Modeling Diamond Blackfan Anemia in Vivo Using Human Induced Pluripotent Stem Cells

Human induced pluripotent stem cells (iPSCs) represent a promising source of patient-specific cells for disease modeling, drug screens and cellular therapies. However, the inability to derive engraftable human hematopoietic stem and progenitor cells has limited their use for modeling of hematological diseases. We previously reported a strategy to respecify lineage-restricted CD34⁺hematopoietic precursors derived from iPSCs into multilineage progenitors that can be expanded in vitro and transplanted in vivo. Five transcription factors, HOXA9, ERG, RORA, SOX4 and MYB, enable expansion and maintenance of primitive CD34+CD38- cells, and allow their differentiation upon transgene silencing. Respecified iPSC-derived hematopoietic progenitors give rise to robust short-term engraftment with myeloid and erythroid lineages. Notably, the erythrocytes undergo definitive maturation and hemoglobin switching to express β-globin in vivo. This system presents a useful platform for modeling hematological disorders due to its capacity to generate large numbers of engraftable disease cells for in vitro and in vivo screens.

Congenital anemias, such as Diamond Blackfan anemia (DBA) represent a defined system for understanding red blood cell development and more common idiopathic anemias. To model this disease in vitro, we combined factor-induced respecification with stepwise erythroid maturation.
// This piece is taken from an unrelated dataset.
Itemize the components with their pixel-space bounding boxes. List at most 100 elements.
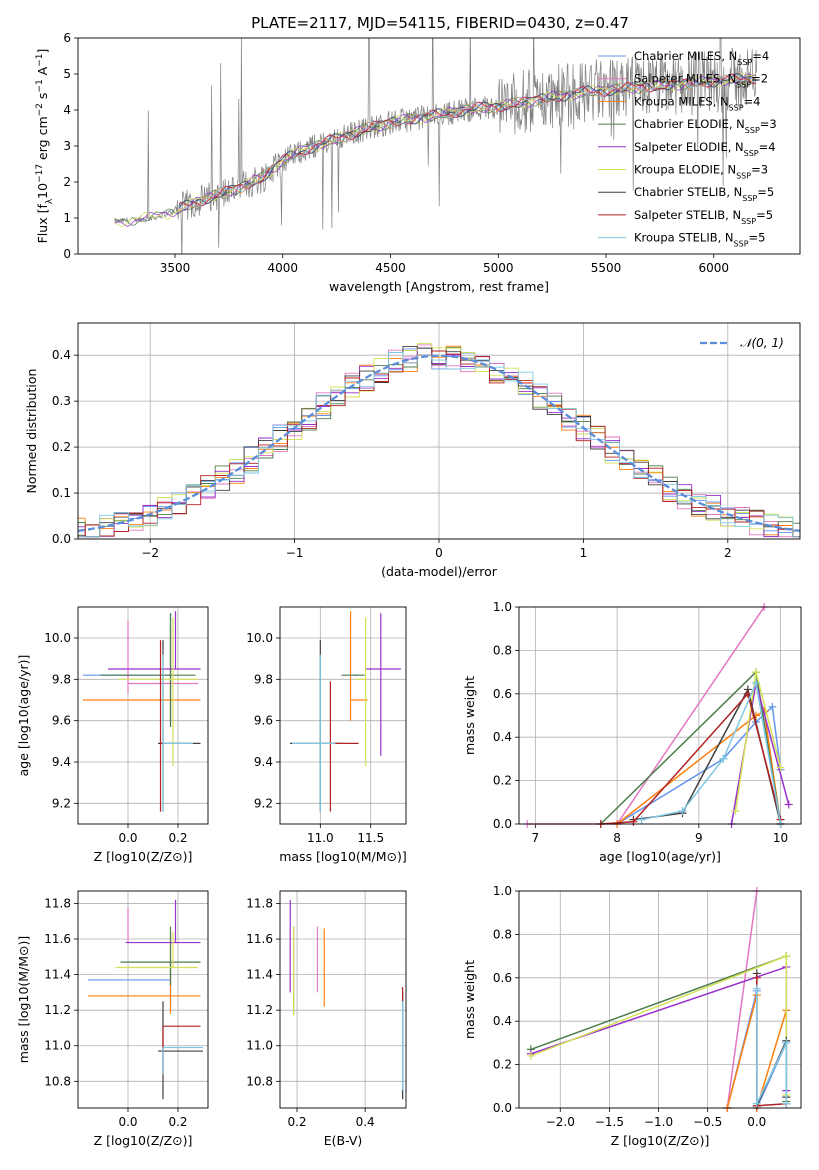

We show that respecified iPSCs from DBA patients recapitulate the defect in erythroid differentiation. Consistent with clinical observations, early erythroblasts show impaired proliferation marked by increased apoptosis and p21 expression, while terminal maturation is unaffected. Interestingly, while early passage iPSC lines display a profound erythroid defect, continuous passage restores a near-normal capacity for erythroid differentiation. Furthermore, transplanted DBA iPSC-derived progenitors give rise to normal myeloid, but fail to generate erythroid, engraftment. This validates this system as a powerful tool for disease modeling and drug discovery. Mice transplanted with DBA iPSC-derived progenitors treated with conventional anemia drugs, such as dexamethasone, show a modest improvement in human erythroid output suggesting the need for novel treatments. Using high-throughput chemical screens, we have identified several signaling pathways which may be attractive therapeutic targets in DBA and other anemias. Further characterization is currently underway to better target defective erythropoiesis and dissect underlying disease mechanisms.